For more than four months from June, the Nato-equipped and trained new Ukrainian army attempted to batter a breakthrough in Russian lines.

Faced with a well-planned deep defence, including millions of mines, Kyiv’s generals made few inroads on the front line failing to achieve a breakout to the Sea of Azov and cut off occupied Crimea.

The average age of Ukrainian troops in some units is 45, because the country has decided against mobilising its youth to preserve its economy.

“So they've mobilised their dads essentially,” said Gen Barrons. “But the only way they can break the deadlock is by mobilising civil society.
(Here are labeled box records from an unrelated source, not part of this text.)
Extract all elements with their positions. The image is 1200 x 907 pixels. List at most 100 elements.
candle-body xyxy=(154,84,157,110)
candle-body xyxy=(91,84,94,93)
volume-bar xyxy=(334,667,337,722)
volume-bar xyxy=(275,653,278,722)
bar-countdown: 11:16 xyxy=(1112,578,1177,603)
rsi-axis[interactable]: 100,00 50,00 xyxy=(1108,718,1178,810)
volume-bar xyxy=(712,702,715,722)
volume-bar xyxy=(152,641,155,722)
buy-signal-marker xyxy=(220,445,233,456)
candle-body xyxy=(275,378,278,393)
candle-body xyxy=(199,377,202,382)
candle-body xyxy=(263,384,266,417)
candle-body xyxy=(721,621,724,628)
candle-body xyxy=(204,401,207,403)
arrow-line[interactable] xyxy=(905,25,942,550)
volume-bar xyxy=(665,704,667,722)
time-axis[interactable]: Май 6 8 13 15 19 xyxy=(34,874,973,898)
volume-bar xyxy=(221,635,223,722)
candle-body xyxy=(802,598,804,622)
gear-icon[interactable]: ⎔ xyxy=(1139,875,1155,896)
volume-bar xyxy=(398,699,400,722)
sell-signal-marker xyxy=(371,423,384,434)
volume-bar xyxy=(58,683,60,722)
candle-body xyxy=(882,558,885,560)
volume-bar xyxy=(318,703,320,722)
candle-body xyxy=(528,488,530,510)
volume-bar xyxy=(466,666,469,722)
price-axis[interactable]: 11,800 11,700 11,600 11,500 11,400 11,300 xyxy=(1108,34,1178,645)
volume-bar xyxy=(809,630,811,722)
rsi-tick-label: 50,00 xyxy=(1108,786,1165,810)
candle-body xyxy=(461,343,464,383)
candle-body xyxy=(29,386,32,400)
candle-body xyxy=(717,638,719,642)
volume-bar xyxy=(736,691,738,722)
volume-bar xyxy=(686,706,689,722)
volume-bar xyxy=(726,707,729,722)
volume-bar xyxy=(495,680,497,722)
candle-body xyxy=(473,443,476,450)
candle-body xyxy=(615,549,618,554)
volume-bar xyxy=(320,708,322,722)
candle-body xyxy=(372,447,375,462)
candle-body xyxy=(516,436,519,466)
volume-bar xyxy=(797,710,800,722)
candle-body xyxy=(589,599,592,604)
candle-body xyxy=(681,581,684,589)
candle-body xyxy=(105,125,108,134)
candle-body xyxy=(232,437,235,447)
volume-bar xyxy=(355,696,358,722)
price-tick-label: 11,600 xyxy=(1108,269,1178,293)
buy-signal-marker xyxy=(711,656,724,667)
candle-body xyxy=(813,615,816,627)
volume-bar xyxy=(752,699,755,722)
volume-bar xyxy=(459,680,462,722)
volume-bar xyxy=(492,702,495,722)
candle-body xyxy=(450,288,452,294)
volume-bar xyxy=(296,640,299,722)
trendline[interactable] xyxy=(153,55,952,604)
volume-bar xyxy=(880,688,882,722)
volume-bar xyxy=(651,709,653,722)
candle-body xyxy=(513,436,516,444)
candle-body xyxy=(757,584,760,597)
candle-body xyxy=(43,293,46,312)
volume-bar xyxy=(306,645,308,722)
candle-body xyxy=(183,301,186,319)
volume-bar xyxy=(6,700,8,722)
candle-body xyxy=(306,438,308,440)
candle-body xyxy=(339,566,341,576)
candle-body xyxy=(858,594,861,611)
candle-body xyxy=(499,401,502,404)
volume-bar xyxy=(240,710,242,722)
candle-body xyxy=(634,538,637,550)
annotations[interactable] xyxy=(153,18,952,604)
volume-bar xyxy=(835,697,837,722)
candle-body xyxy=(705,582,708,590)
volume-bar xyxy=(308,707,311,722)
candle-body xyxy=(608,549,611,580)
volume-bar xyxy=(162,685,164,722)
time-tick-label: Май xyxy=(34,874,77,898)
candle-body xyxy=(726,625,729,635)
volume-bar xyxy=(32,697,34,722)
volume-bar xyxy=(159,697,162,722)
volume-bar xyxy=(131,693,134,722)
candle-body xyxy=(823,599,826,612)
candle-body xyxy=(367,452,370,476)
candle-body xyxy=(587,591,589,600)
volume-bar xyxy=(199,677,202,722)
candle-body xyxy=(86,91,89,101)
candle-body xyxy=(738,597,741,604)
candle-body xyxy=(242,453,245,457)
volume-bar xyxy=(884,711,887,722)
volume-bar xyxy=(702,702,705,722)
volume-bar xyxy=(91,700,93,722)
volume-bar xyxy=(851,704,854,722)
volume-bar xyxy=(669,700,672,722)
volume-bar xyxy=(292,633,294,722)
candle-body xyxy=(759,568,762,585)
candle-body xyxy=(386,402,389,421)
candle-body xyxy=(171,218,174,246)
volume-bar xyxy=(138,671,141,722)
They've got to mobilise their youth and find more people willing to fight.”

With a lack of specialists in the summer offensive, each brigade of about 4,000 people could only produce about two company’s worth of actual assault troops, around 200 men.

When they attacked in armoured vehicles they got bogged down in the minefields, then the Russians fired “scatter-able” mines behind the attackers to isolate them and then pick them off.

Soon the assault companies were decimated leaving the Ukrainians only able to assault in small numbers which “was never going to them to the Sea of Azov”.

Can Ukraine win?

Blanket drone use by both sides has meant that the battlefield has become remarkably transparent, making mass armoured manoeuvres impossible. But counter-drone technology could soon assist the Ukrainians.

To succeed Ukraine will need to fight the “deep battle” targeting Russia’s Black Sea fleet, airbases and command centres with long-range missiles.

“To make it really hard behind the front line, so that the Russians can't build up their own capability, everyone has to have a tough winter,” said Gen Barrons.

“Don't allow people to stay warm and snug in a bunker, they need to wear them out.”

Then they will need to concentrate their forces at a five-to-one advantage, at the right point on the Russian front line, breach the deep defences and have the resources to exploit the breakthrough.

But that will require industrial and logistic power, especially the need to fire 10,000 shells a day for several weeks.

Ukraine also needs the F-16 fighters to keep the Russian Air Force at bay and to shoot down the highly effective attack helicopters.

All of the above will take until 2025 and only if the West continues to fund it, said Gen Barrons.

Arms from Iran

Kyiv is also having to use a large number of its Patriot air defence missiles to shoot down Iran-supplied missiles and drones.

“The drones don't have a high penetration rate, but they do consume anti-aircraft missiles,” said the former officer.

Tehran is also likely to supply Moscow with long-range missiles which will give it the volume to hammer at Ukraine’s infrastructure, in particular its electricity supply.

Freaking Europe out

Gen Barrons lamented the inability of western capitals to use their financial might to greater effect. With the US economy worth about $23 trillion a year and Europe $15 trillion, it was “a massive failure of deterrence” that Russia’s $2.2 trillion economy was succeeding, he said.

“It's an absolute failure of politics and we will deserve to be the victims of the 21st century if we can't sort this out,” he said.

“It's our fault because we did not mobilise industry in 2022 and 2023 to ride the wave of popular support when Ukraine was seen to be in the ascendant.”

If Mr Putin was to prove successful then he could end up with an army twice as powerful and more experienced than the one he started with, he said.

“And that ought to really freak Europe out,” concluded Gen Barrons.